The EU will today announce tougher cybersecurity regulations for smart Internet of Things (IoT) devices in its Cyber Resilience Act, including heavy fines for makers and software developers who do not adhere to the new rules. Documents relating to the act show that companies will have to obtain a mandatory certificate to show they are meeting basic cyber safety requirements.
While the full details of the act won’t be revealed till later today, cybersecurity experts told Tech Monitor that the legislation, alongside the UK’s Product Security and Telecommunications Infrastructure (PSTI) bill, is a step in the right direction and that manufacturers will need to take steps earlier in the supply chain to take the security onus away the end user.
The Cyber Resilience Act has been in the works since October 2021, and in March the European Commission opened a public consultation on the initiative, which closed at the end of May. In this period, 109 pieces of individual evidence were submitted for consideration. The regulation is expected to become law by 2024.
What is the EU Cyber Resilience Act?
According to documents seen by the Financial Times and Reuters, the new law will compel IoT device makers to inform authorities and consumers about attacks as well as requiring them to put quick fixes to problems in place. It will also mean the European Commission can hit companies that fail to comply with penalties up to €15m, or 2.5% of the previous year’s global turnover. It is also said that the new regulations will give the EU powers to recall and ban products that are not compliant.
As part of the confidential document seen by the FT, a study showed that only half of relevant companies (23,000 hardware makers and 370,000 software makers) applied adequate safeguards against cyberattacks. This research also found that two-thirds of cyberattacks had come from previously detected breaches that makers had failed to fix, putting a figure of “€5.5trn by 2021” against the global annual cost of cybercrime relating to such devices.

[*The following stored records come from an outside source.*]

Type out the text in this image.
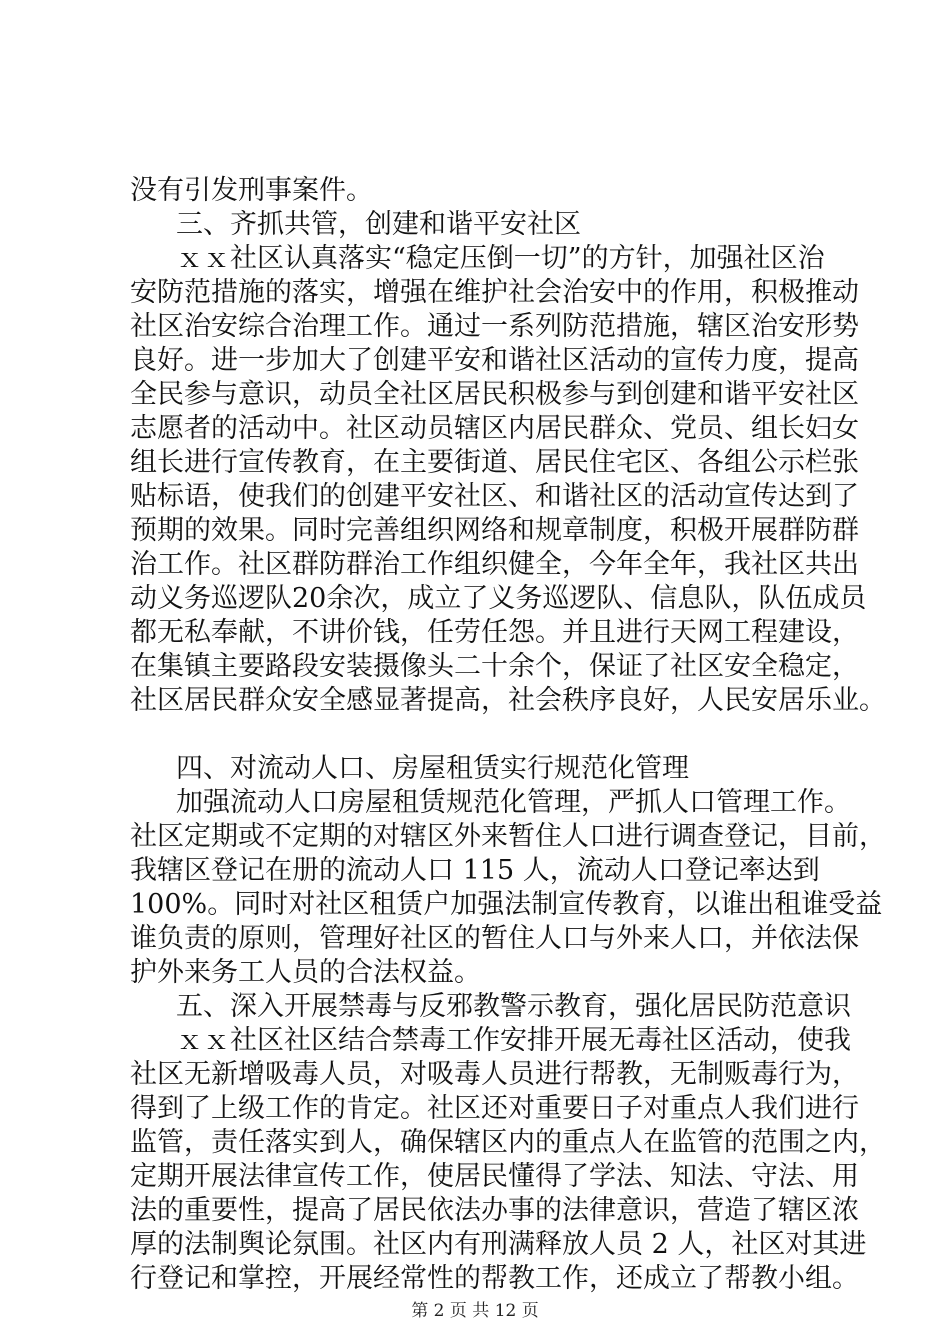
没有引发刑事案件。
三、齐抓共管，创建和谐平安社区
ｘｘ社区认真落实“稳定压倒一切”的方针，加强社区治
安防范措施的落实，增强在维护社会治安中的作用，积极推动
社区治安综合治理工作。通过一系列防范措施，辖区治安形势
良好。进一步加大了创建平安和谐社区活动的宣传力度，提高
全民参与意识，动员全社区居民积极参与到创建和谐平安社区
志愿者的活动中。社区动员辖区内居民群众、党员、组长妇女
组长进行宣传教育，在主要街道、居民住宅区、各组公示栏张
贴标语，使我们的创建平安社区、和谐社区的活动宣传达到了
预期的效果。同时完善组织网络和规章制度，积极开展群防群
治工作。社区群防群治工作组织健全，今年全年，我社区共出
动义务巡逻队20余次，成立了义务巡逻队、信息队，队伍成员
都无私奉献，不讲价钱，任劳任怨。并且进行天网工程建设，
在集镇主要路段安装摄像头二十余个，保证了社区安全稳定，
社区居民群众安全感显著提高，社会秩序良好，人民安居乐业。
四、对流动人口、房屋租赁实行规范化管理
加强流动人口房屋租赁规范化管理，严抓人口管理工作。
社区定期或不定期的对辖区外来暂住人口进行调查登记，目前，
我辖区登记在册的流动人口 115 人，流动人口登记率达到
100%。同时对社区租赁户加强法制宣传教育，以谁出租谁受益
谁负责的原则，管理好社区的暂住人口与外来人口，并依法保
护外来务工人员的合法权益。
五、深入开展禁毒与反邪教警示教育，强化居民防范意识
ｘｘ社区社区结合禁毒工作安排开展无毒社区活动，使我
社区无新增吸毒人员，对吸毒人员进行帮教，无制贩毒行为，
得到了上级工作的肯定。社区还对重要日子对重点人我们进行
监管，责任落实到人，确保辖区内的重点人在监管的范围之内，
定期开展法律宣传工作，使居民懂得了学法、知法、守法、用
法的重要性，提高了居民依法办事的法律意识，营造了辖区浓
厚的法制舆论氛围。社区内有刑满释放人员 2 人，社区对其进
行登记和掌控，开展经常性的帮教工作，还成立了帮教小组。
第 2 页 共 12 页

European countries will be able to add input to the proposal following today’s announcement, says Reuters. It is hoped the rules will cut the cost of cyber incidents to companies by up to €290bn a year.
How does the Cyber Resilience Act compare to the UK PSTI bill?
As part of May’s Queen’s Speech, the UK announced the Product Security and Telecommunications Infrastructure (PTSI) Bill, which is designed to protect IoT devices. The three key requirements manufacturers will have to adhere to under the act are no longer using default passwords, confirming how long security updates will be provided after the device is launched, and disclosing known vulnerabilities.
However, Rik Ferguson, VP security intelligence at Forescout, says that the UK bill is “really a framework” that empowers the government to specify security requirements through statutory instruments. He says that at a high level, the Cyber Resilience Act looks to have a broader remit, aiming at digital products and ancillary services.
“The UK legislation uses the more specific terms ‘internet-connectable product’ and ‘network-connectable product’, perhaps forgetting that the internet is indeed also a network,” he says.
The security futurist says that he wants to see the EU regulations covering the “entire lifecycle” of connected products, software and related cloud services. “Possibly even open source libraries and tools, such as Log4j [could be included],” he continues. “In a proposal of that scope, the UK legislation would be more comparable to a subsection.”
Professor John Goodacre, director of the UKRI’s Digital Security by Design challenge and professor of computer architectures at the University of Manchester, told Tech Monitor that the current “react and patch” approach to cybersecurity is unsustainable and that both the UK Bill and the EU Cyber Resilience Act will help move the burden of cyber defence from the user to earlier in the supply chain.
EU’s regulation comes with some challenges
Ross Brewer, vice president and general manager for the EMEA and APJ regions at security vendor AttackIQ, told Tech Monitor that he foresees some issues with the new EU regulation and that the EU is trying to deal with the “same old problem” faced in cybersecurity.
“Regulating products in the IoT domain, where they’re not necessarily designed and developed and launched with cybersecurity in mind, is good because anything we can do to get manufacturers and suppliers to recognise the importance of cybersecurity is a positive,” he explains. “The challenge comes about in that, when you look at any EU regulation, it’s going to take many months and years to develop, and the problem is that over time, regulations get watered down to the lowest common denominator, which means they become pretty easy to satisfy.”
He also warns that regulators will need to think about the cost associated with applying the act across the EU and to a wide variety of products and services. The high cost will then be “passed onto companies and then consumers, resulting in higher inflation,” he warns.